Walatowa or Giusewa, "Place at the Boiling Waters," is the traditional name for Jemez Pueblo.
Jemez Pueblo is located 27 miles Northwest of Bernalillo, and serves as the gateway to the Cañon de San Diego and the Jémez Mountain Trail National Scenic Byway.
Jemez Pueblo is the only remaining Towa speaking pueblo. In efforts to prevent exploitation, the tribe’s traditional law makes it illegal to make Towa written a written language, thus it is preserved entirely by the speakers at Jemez Pueblo.
The Jemez people trace their origins back to a place called “Hua-na-tota” and migrated to the “Canon de San Diego Region” sometime between 1275 and 1350 A.D. There they grew into a powerful warrior nation that occupied several villages surrounding the current village of Walatowa. They built many large fortress like villages made of stone on top of mesas that were as many as four stories high and could contain up to 3,000 rooms, and they also built barriers to protect their religious sites, monitor trails and ward off invaders. Between these villages were hundreds of smaller houses used as base camps for hunting in spring and summer. Other pueblo tribes would call on the Jemez military society for help when it was needed.

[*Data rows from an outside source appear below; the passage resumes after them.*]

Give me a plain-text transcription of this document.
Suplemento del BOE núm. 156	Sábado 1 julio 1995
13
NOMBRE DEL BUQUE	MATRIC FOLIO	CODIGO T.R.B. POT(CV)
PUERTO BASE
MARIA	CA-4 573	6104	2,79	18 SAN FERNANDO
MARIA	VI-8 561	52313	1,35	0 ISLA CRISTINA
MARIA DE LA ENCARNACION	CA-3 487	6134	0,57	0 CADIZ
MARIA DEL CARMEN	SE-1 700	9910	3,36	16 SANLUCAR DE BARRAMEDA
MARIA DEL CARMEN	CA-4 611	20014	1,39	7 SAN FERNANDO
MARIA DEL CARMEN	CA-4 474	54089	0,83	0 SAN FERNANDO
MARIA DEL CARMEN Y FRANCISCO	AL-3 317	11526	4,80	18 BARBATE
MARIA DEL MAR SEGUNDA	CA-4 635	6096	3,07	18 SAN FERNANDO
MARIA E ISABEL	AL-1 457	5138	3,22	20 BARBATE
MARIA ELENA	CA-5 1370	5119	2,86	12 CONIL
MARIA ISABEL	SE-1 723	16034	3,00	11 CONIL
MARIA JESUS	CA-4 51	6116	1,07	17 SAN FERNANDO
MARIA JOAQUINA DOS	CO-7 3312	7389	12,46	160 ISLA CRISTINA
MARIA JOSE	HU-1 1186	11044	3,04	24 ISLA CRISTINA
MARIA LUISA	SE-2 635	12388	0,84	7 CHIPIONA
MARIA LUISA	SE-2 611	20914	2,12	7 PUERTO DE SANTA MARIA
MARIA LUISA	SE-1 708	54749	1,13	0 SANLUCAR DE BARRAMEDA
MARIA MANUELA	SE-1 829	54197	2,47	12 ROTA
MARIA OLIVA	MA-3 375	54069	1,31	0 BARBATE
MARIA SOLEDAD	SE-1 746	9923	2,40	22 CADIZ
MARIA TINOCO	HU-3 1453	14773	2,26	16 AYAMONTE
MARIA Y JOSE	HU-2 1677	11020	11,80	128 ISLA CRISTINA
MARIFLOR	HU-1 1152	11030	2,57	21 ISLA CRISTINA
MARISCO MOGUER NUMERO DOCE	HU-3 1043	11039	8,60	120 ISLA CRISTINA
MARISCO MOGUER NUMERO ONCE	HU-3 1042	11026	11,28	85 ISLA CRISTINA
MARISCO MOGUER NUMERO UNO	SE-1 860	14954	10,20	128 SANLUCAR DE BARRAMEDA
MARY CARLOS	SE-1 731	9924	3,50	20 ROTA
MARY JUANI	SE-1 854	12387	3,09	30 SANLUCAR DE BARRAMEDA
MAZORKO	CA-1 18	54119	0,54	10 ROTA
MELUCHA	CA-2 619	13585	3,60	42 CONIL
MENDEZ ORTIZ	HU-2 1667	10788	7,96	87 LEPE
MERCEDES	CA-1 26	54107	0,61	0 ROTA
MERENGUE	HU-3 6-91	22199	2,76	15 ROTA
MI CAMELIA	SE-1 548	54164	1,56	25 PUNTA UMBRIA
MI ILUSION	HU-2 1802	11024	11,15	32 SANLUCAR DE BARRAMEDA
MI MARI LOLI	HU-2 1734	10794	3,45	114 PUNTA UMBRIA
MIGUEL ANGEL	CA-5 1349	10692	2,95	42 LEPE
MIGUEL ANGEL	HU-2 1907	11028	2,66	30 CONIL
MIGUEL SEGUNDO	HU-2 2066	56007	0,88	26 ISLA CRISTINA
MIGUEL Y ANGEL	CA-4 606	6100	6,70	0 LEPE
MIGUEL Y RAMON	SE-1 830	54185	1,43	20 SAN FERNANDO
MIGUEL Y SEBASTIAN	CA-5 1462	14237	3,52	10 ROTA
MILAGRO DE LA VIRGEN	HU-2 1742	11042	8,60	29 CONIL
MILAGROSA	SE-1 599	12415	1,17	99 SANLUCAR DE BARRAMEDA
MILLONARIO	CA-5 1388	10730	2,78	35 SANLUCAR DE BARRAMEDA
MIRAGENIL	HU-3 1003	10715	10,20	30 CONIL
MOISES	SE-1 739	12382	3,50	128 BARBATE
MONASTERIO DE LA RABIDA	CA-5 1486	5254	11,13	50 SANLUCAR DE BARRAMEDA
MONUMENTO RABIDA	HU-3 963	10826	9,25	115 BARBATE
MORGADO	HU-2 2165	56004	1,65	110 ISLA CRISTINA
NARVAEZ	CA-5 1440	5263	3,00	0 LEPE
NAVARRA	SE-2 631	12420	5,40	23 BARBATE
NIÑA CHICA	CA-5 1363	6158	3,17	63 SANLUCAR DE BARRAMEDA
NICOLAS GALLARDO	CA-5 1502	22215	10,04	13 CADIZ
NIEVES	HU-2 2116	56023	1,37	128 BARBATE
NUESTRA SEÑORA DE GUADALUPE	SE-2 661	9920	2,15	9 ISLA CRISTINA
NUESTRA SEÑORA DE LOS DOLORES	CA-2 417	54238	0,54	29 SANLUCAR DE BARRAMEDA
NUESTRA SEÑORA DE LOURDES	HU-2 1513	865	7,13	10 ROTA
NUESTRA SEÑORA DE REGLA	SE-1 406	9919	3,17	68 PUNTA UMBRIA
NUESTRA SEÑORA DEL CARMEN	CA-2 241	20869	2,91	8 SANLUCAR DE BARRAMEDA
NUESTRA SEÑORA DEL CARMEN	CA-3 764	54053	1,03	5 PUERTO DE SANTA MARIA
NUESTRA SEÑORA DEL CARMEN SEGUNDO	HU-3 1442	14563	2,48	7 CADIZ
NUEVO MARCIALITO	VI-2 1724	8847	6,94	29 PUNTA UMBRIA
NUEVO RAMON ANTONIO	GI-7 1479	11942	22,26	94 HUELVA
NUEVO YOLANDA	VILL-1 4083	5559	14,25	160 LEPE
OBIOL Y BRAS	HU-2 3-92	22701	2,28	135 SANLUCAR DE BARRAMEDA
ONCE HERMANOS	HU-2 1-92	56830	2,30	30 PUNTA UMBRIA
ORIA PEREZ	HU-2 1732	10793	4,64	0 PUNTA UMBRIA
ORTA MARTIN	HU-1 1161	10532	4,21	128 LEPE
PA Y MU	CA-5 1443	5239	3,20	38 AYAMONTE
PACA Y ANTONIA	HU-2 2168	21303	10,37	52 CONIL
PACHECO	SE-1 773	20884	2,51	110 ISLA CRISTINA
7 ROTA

In 1541, the Jemez people (population 30,000 at the time) came into first contact with the Spanish conquistador Coronado
, followed 40 years later by the Rodriquez-Chamuscado Expedition in 1581, and the Espejo Expedition in 1583
. In 1598 Don Juan de Onate
sent an expedition to Jemez and assigned Franciscan priest Alonzo de Lugo to Jemez. Alonzo de Lugo oversaw the building of the Pueblo’s first church. The next 80 years held many violent uprisings between the Jemez people and Spanish settlers, mostly as a result of unwanted missionary activity, and attempts to restructure Jemez around the church as a central location. Jemez rose up along with the other Pueblos and expelled the Spanish for 12 years during the Pueblo Revolt of 1680
After the Spanish reconquered New Mexico
, the Jemez Nation was moved into the single village of Walatowa. Because of this move, many ancestral lands are held as federal lands, and not part of the current reservation.
In 1838, members of the Pueblo of Pecos
resettled amongst the Jemez to escape the Spanish and Comanche. In 1936 the two Pueblos were legally merged by an Act of Congress.
In the 1970’s Jemez had as much as 70% of its enrolled population (1,890) living on the reservation. Today the population has grown to around 3,400 members.